Голос и одиночество несовместимы — вот в чём прелесть этой ситуации.

В чужих городах самое хорошее время — позднее утро. Запах высыхающей на траве росы. Время, когда жители разошлись по делам; поют пернатые, за кустом виднеется что-то хвойное, а там, дальше, в соседнем дворе — облако цветущей вишни.

Я сидел и слушал радио — средние волны были оккупированы французами, длинные — немцами, на коротких царило заунывное пение муэдзина.

Иные диапазоны мне были недоступны.

Включение и выключение света, работа кипятильника, его включение и выключение — всё отзывалось в моём приёмнике, кроме голоса с Родины. Однажды русский голос в приёмнике, как бы в наказание за то, что первый раз, прокручивая ручку настройки, я им побрезговал, — исчез, пропал, превратился в шорох и шелест.

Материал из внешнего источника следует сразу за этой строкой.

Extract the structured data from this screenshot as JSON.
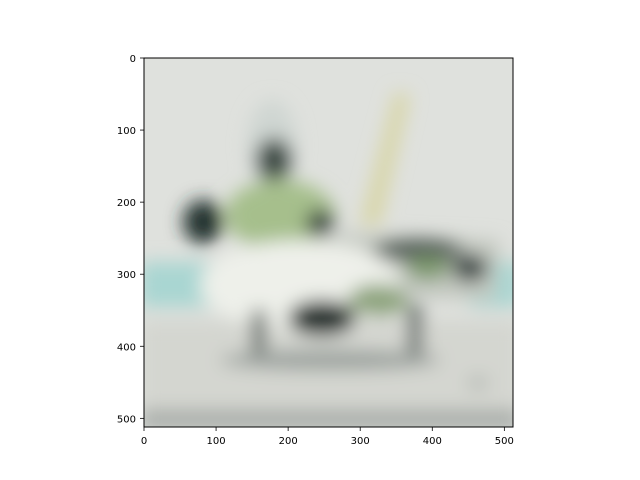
{
  "chart_data": {
    "type": "heatmap",
    "description_visible": "blurred image shown with matplotlib imshow",
    "x": {
      "ticks": [
        0,
        100,
        200,
        300,
        400,
        500
      ],
      "range": [
        0,
        512
      ]
    },
    "y": {
      "ticks": [
        0,
        100,
        200,
        300,
        400,
        500
      ],
      "range": [
        0,
        512
      ],
      "inverted": true
    },
    "grid": false,
    "colors": {
      "background": "#dfe1dd",
      "ground": "#d4d6d0",
      "sky_band": "#a9d6d2",
      "body_light": "#eef0ea",
      "body_green": "#a6bf8c",
      "canopy": "#cfd6d2",
      "wing": "#c3c8c0",
      "dark": "#22302e",
      "tail": "#d8d6a8",
      "shadow": "#9aa09c"
    }
  }
}
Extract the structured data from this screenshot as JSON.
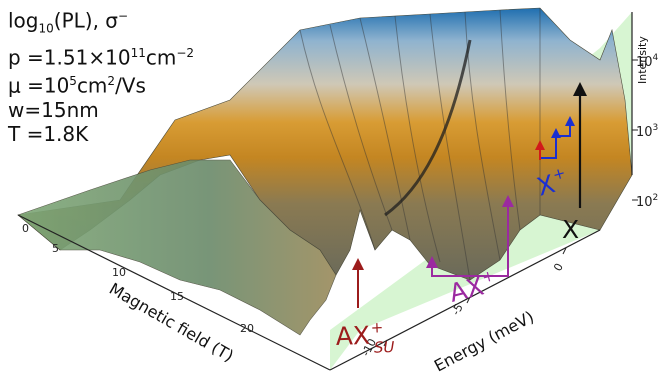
{
  "figure": {
    "quantity": "log",
    "quantity_sub": "10",
    "quantity_rest": "(PL), σ",
    "quantity_sup": "−",
    "param_lines": [
      {
        "pre": "p =1.51×10",
        "sup": "11",
        "post": "cm",
        "sup2": "−2"
      },
      {
        "pre": "μ =10",
        "sup": "5",
        "post": "cm",
        "sup2": "2",
        "post2": "/Vs"
      },
      {
        "pre": "w=15nm"
      },
      {
        "pre": "T =1.8K"
      }
    ],
    "colors": {
      "floor": "#d7f5d2",
      "axes": "#222222",
      "ax_su": "#9c1c1c",
      "ax_plus": "#9b2aa0",
      "x_plus": "#1a2fd1",
      "x_black": "#111111",
      "x_red": "#d11a1a"
    }
  },
  "chart_data": {
    "type": "surface",
    "title": "",
    "xlabel": "Energy (meV)",
    "ylabel": "Magnetic field (T)",
    "zlabel": "Intensity",
    "x_ticks": [
      "-10",
      "-5",
      "0"
    ],
    "y_ticks": [
      "0",
      "5",
      "10",
      "15",
      "20"
    ],
    "z_ticks": [
      {
        "base": "10",
        "exp": "2"
      },
      {
        "base": "10",
        "exp": "3"
      },
      {
        "base": "10",
        "exp": "4"
      }
    ],
    "z_scale": "log",
    "annotations": {
      "ax_su": {
        "base": "AX",
        "sup": "+",
        "sub": "SU"
      },
      "ax_plus": {
        "base": "AX",
        "sup": "+"
      },
      "x_plus": {
        "base": "X",
        "sup": "+"
      },
      "x": "X"
    }
  }
}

Забормотал какой-то другой радиочеловек, которому, казалось, накинули платок на рот. Забормотал, забился он под своим платком — видно, последние минуты подошли, и надо сказать главное, сокровенное — но ничего непонятно, уже и его миновала полоса настройки, отделяющая большее от меньшего, будущее от прошедшего.

Волна менялась, плыла. Цензурированное уходящей волной сообщение приобретало особый смысл.

И совсем в другое время в той чужой стране я поймал по какому-то (кажется, именно итальянскому) радио эту же коммунистическую песню. А песня была не какая-то, какая-то она была лишь в первое мгновение, потому что дальше всё было понятно, несмотря на чужой язык. «Чао, белла, чао…» И опять был в этой песне отсвет великой идеи, и всё это мешалось с червонными маками у Монте-Кассино да песнями Варшавского гетто, русской «Катюшей» да медленно разворачивающимся «Эх, дороги, пыль да туман…» — всем тем, с чем люди жили и помирали, когда и где было назначено свыше — просто и с болью.

Не героически, в общем.

Есть у Хемингуэя такой рассказ, вернее — очерк: едут два приятеля по Италии, останавливаются перекусить в придорожных ресторанах, где к ним подсаживаются немного испуганные проститутки. Испуганы они оттого, что Муссолини борется за нравственность и запретил публичные дома.

Это фашистская Италия, в которой жизнь только начинает меняться — трафаретные портреты дуче сопровождают приятелей по дороге, и с лозунгов «Vivas!» стекает не кровь — масляная краска.

Нам эта страна неизвестна. В записных книжках Ильфа приводится такой диалог:

— Что у нас, товарищи, сегодня в Италии? В Италии у нас фашизм.

— Нет, товарищ лектор, у нас фашизма нет. Фашизм — в Италии!

Ильф иронизирует над казённым языком политпросвета. Но диалог отдаёт мистикой. В нём есть много того, что наводит на размышления. История фашизма в стране, которая, надсаживаясь, затыкала лучшими своими детьми амбразуры, история фашизма в стране, которая заплатила самой дорогой ценой за уничтожение фашизма, история его в этой стране неизвестна.

Клио в этой стране редко приглашается к столу. Она нелюбима.

Мы знаем об Италии того времени по Висконти и Феллини, по смешному топоту фашистов, бегущих по пыльной площади маленького городка.

Да ещё имя — Бенито Муссолини. Есть редкие, но известные всему человечеству личности, даты смерти которых человечество помнит лучше, чем даты рождений. Нет, есть некоторое количество последователей, которые помнят, например, что Гитлер родился в 1889-м, а Муссолини — в 1883-м. Но человечество помнит год смерти, а год у них один и тот же — сорок пятый. Это не дата смерти фашизма.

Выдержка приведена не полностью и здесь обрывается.